“Allah rızıkta kiminizi kiminize üstün kıldı; üstün
kılınanlar, rızıklarını ellerinin altında bulunanlara onda eşit olacak
şekilde çevirip-verici değildirler. Şimdi Allah’ın nîmetini inkâr mı
ediyorlar?” (Nâhl 71).
Âyet
açıkça; “ellerinde fazla mal-para bulunanlar, bu fazla malı-parayı
eşitleninceye kadar dağıtıp vermek zorundadırlar. Aksi-hâlde o nîmeti inkâr
etmiş olurlar” diyor. Bu âyet nefse ağır gelen bir âyettir Fakat, yaratmayı O
yaptığı için, mülk de emir de O’na âittir. O hâlde O’na îman edip Kur’ân’a
bağlananlar bu âyete uymak zorundadırlar. Hiç öyle aşırı yorumlamaya giderek
farklı bir mânâ verilmeye çalışılmasın. Âyet çok açık. Allah’ın murâdı, “rızkta
eşitlik” sağlamaktır. Rızık deyince sâdece ekmek ve sudan bahsetmiyoruz tabi
ki. Hz. Âişe: “Rızık değince sırf mîdeye giren şeyleri düşünenin aklına şaşarım”
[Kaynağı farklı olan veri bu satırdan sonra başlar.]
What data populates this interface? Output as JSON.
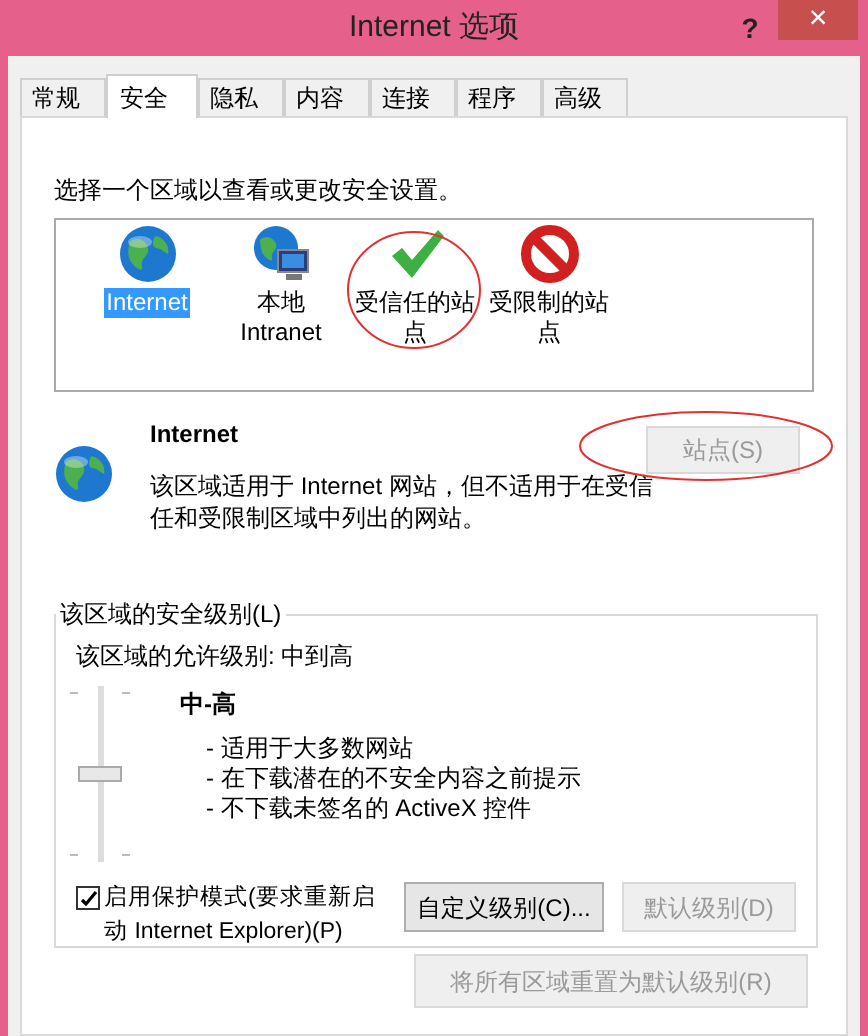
{
  "window": {
    "title": "Internet 选项",
    "help": "?",
    "close": "×"
  },
  "tabs": [
    {
      "label": "常规",
      "selected": false
    },
    {
      "label": "安全",
      "selected": true
    },
    {
      "label": "隐私",
      "selected": false
    },
    {
      "label": "内容",
      "selected": false
    },
    {
      "label": "连接",
      "selected": false
    },
    {
      "label": "程序",
      "selected": false
    },
    {
      "label": "高级",
      "selected": false
    }
  ],
  "zone_prompt": "选择一个区域以查看或更改安全设置。",
  "zones": [
    {
      "kind": "globe",
      "label": "Internet",
      "selected": true,
      "circled": false
    },
    {
      "kind": "intranet",
      "label": "本地 Intranet",
      "selected": false,
      "circled": false
    },
    {
      "kind": "trusted",
      "label": "受信任的站点",
      "selected": false,
      "circled": true
    },
    {
      "kind": "restricted",
      "label": "受限制的站点",
      "selected": false,
      "circled": false
    }
  ],
  "zone_info": {
    "title": "Internet",
    "description": "该区域适用于 Internet 网站，但不适用于在受信任和受限制区域中列出的网站。",
    "sites_button": {
      "label": "站点(S)",
      "disabled": true,
      "circled": true
    }
  },
  "security_level": {
    "legend": "该区域的安全级别(L)",
    "allowed": "该区域的允许级别: 中到高",
    "level": 0.5,
    "level_name": "中-高",
    "bullets": [
      "- 适用于大多数网站",
      "- 在下载潜在的不安全内容之前提示",
      "- 不下载未签名的 ActiveX 控件"
    ],
    "protected_mode": {
      "label": "启用保护模式(要求重新启动 Internet Explorer)(P)",
      "checked": true
    },
    "buttons": [
      {
        "label": "自定义级别(C)...",
        "disabled": false
      },
      {
        "label": "默认级别(D)",
        "disabled": true
      }
    ]
  },
  "reset_button": {
    "label": "将所有区域重置为默认级别(R)",
    "disabled": true
  }
}
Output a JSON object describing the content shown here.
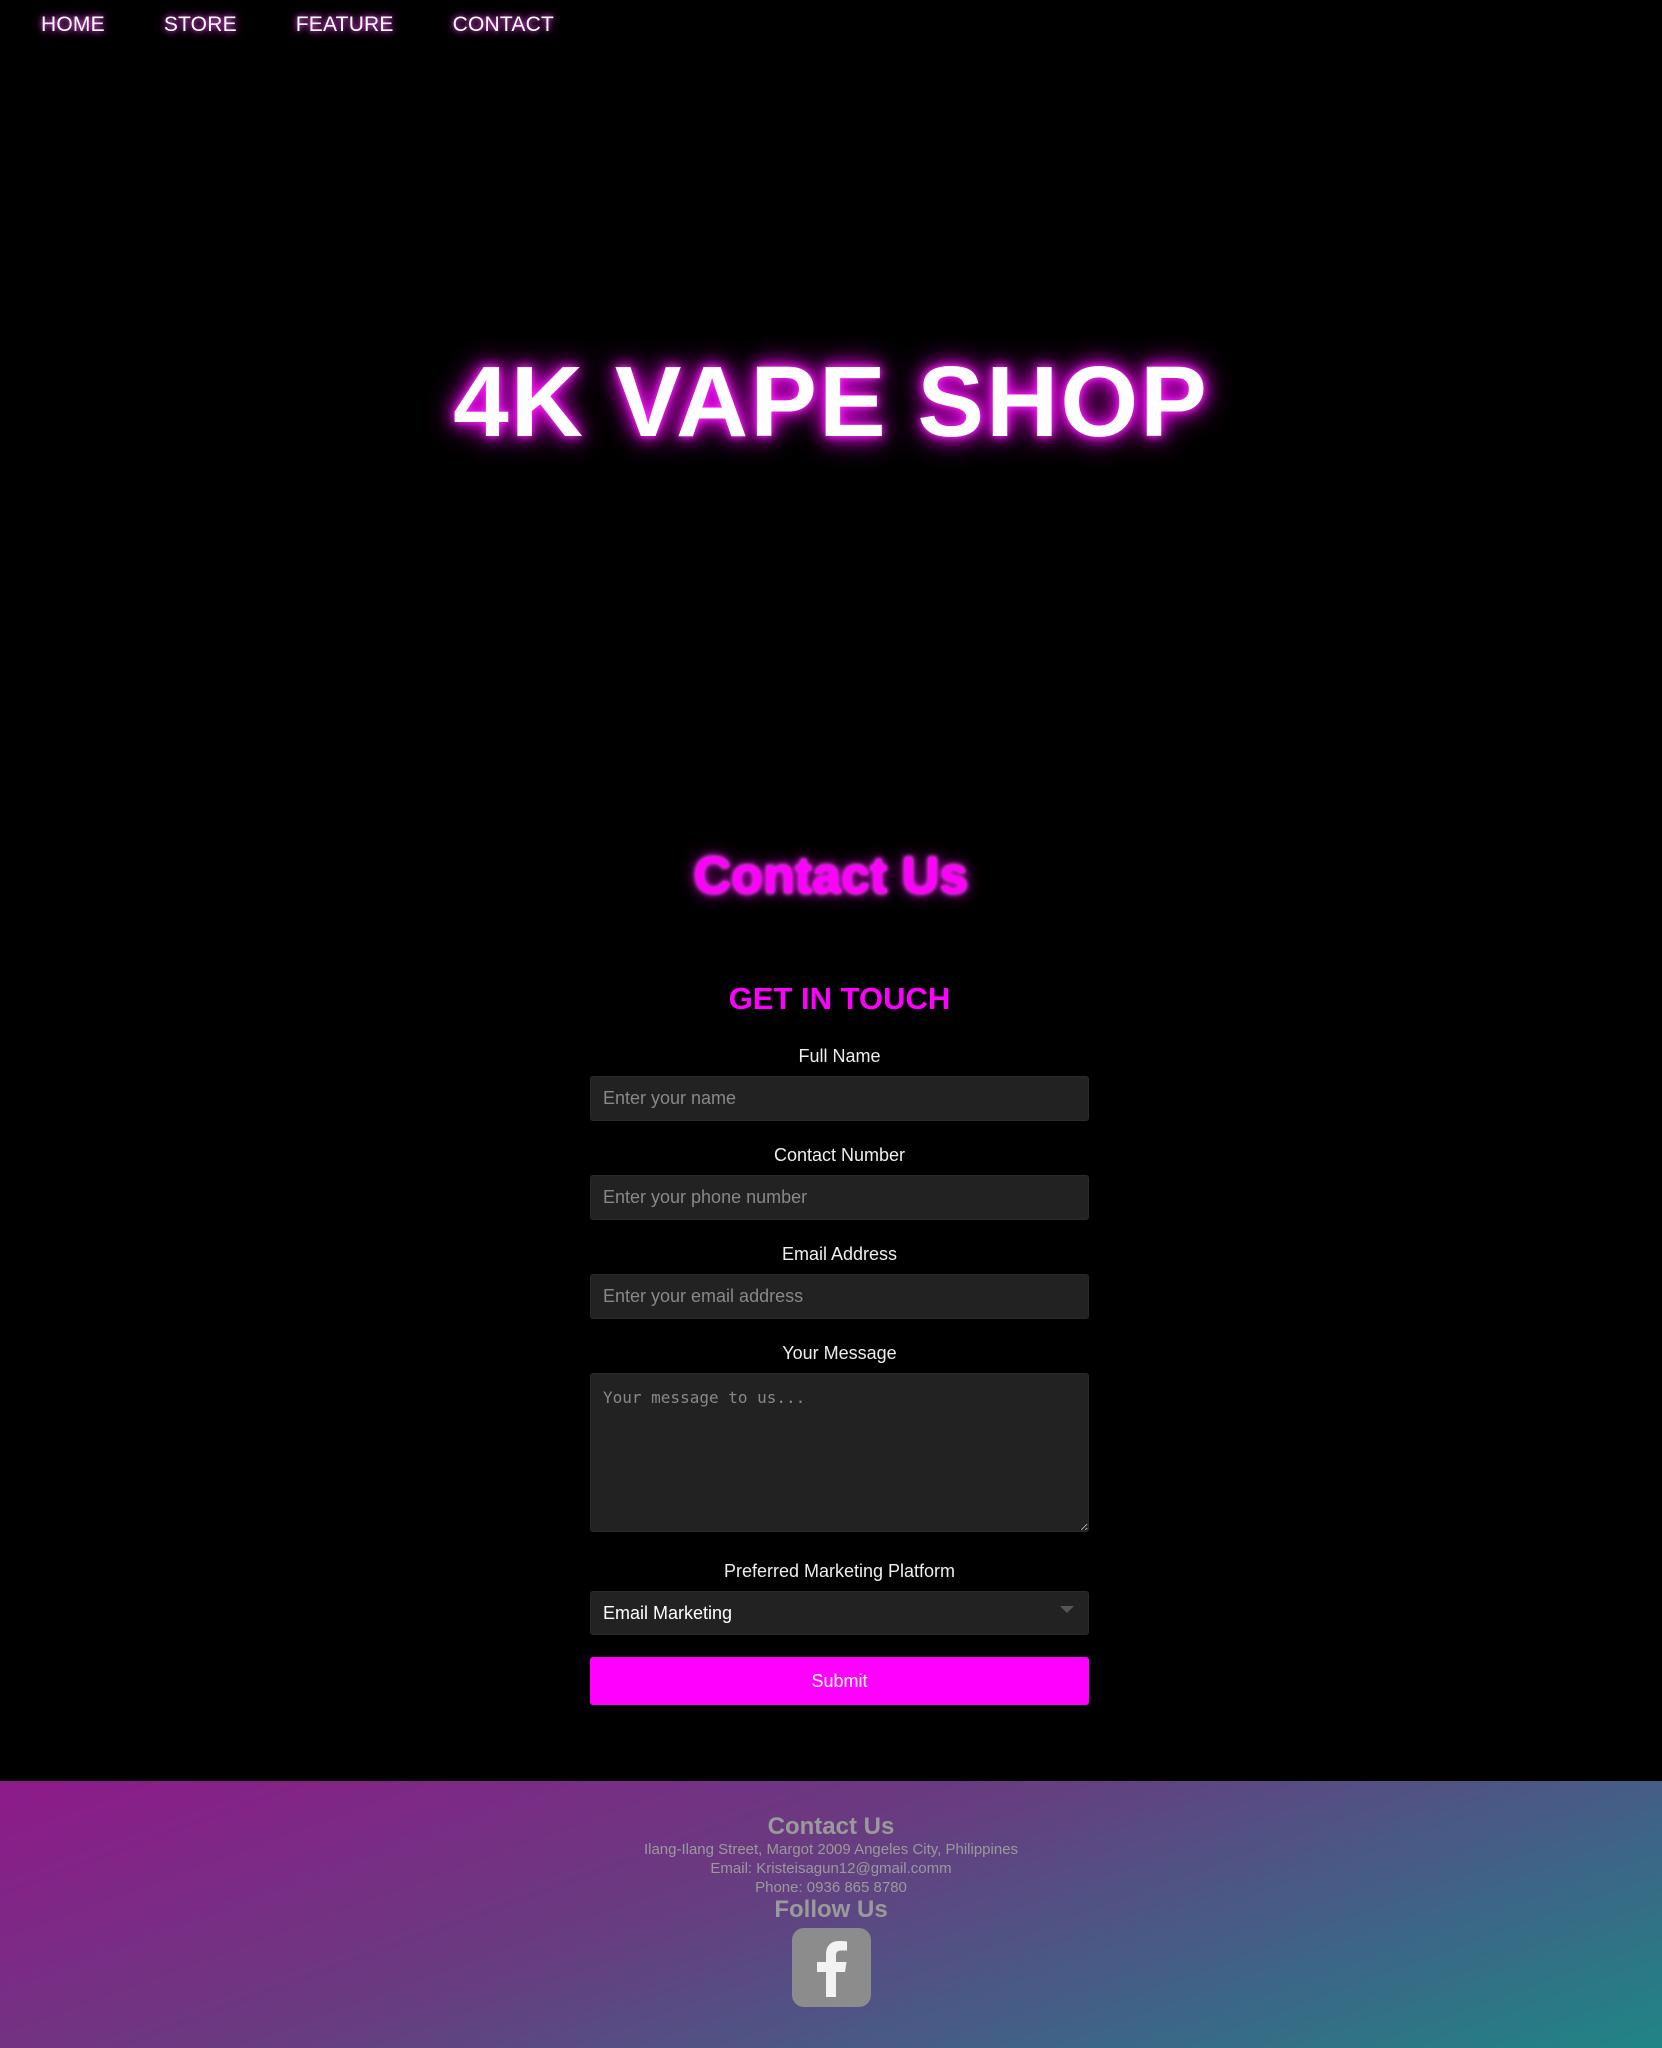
{
  "nav": {
    "items": [
      {
        "label": "HOME"
      },
      {
        "label": "STORE"
      },
      {
        "label": "FEATURE"
      },
      {
        "label": "CONTACT"
      }
    ]
  },
  "hero": {
    "title": "4K VAPE SHOP"
  },
  "contact": {
    "heading": "Contact Us",
    "form_title": "GET IN TOUCH",
    "fields": {
      "name": {
        "label": "Full Name",
        "placeholder": "Enter your name",
        "value": ""
      },
      "phone": {
        "label": "Contact Number",
        "placeholder": "Enter your phone number",
        "value": ""
      },
      "email": {
        "label": "Email Address",
        "placeholder": "Enter your email address",
        "value": ""
      },
      "message": {
        "label": "Your Message",
        "placeholder": "Your message to us...",
        "value": ""
      },
      "platform": {
        "label": "Preferred Marketing Platform",
        "selected": "Email Marketing"
      }
    },
    "submit_label": "Submit"
  },
  "footer": {
    "contact_title": "Contact Us",
    "address": "Ilang-Ilang Street, Margot 2009 Angeles City, Philippines",
    "email": "Email: Kristeisagun12@gmail.comm",
    "phone": "Phone: 0936 865 8780",
    "follow_title": "Follow Us",
    "social_icon": "facebook-icon"
  },
  "colors": {
    "accent": "#ff00ff",
    "background": "#000000",
    "field_bg": "#222222"
  }
}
diyor. O hâlde rızık; yeme-içmeden başka; giyim-kuşam, ev-bark, gezme, gerekli
eşyâlar, eğitimde eşitlik, iş, sağlık, araç-gereç vs. gibi olan şeylerde bir
eşitlikten bahsediyoruz. Tabi bunlar, ortalama bir insanın gereksinimi olan
şeylerdir. Yoksa üretim yapan birinin ihtiyâcı olan makineler, çeşitli
araç-gereçler tabî ki de herkeste olmaz. Kişinin sevdiği için, zevkine uygun
olduğu için, kafa-yapısı nedeniyle, işi nedeniyle vs. tabî ki de farklı
ihtiyaçları olacaktır. Zâten genel yurdum insanı ne yapsın o araçları?. Biz, insanın
temel ihtiyâcı olan ve gereksinim duyduğu şeylerden bahsediyoruz.
Düşünsenize;
birileri temel ihtiyaçlarını çok rahat karşılayabilirken, diğeri ay-sonunu
nasıl getireceğinin hesâbını yapıp duruyor. Temel ihtiyaçlarını
karşılayabilecek seviyede bir geliri yok. Hâlbuki her-gün işe gidip-geliyor.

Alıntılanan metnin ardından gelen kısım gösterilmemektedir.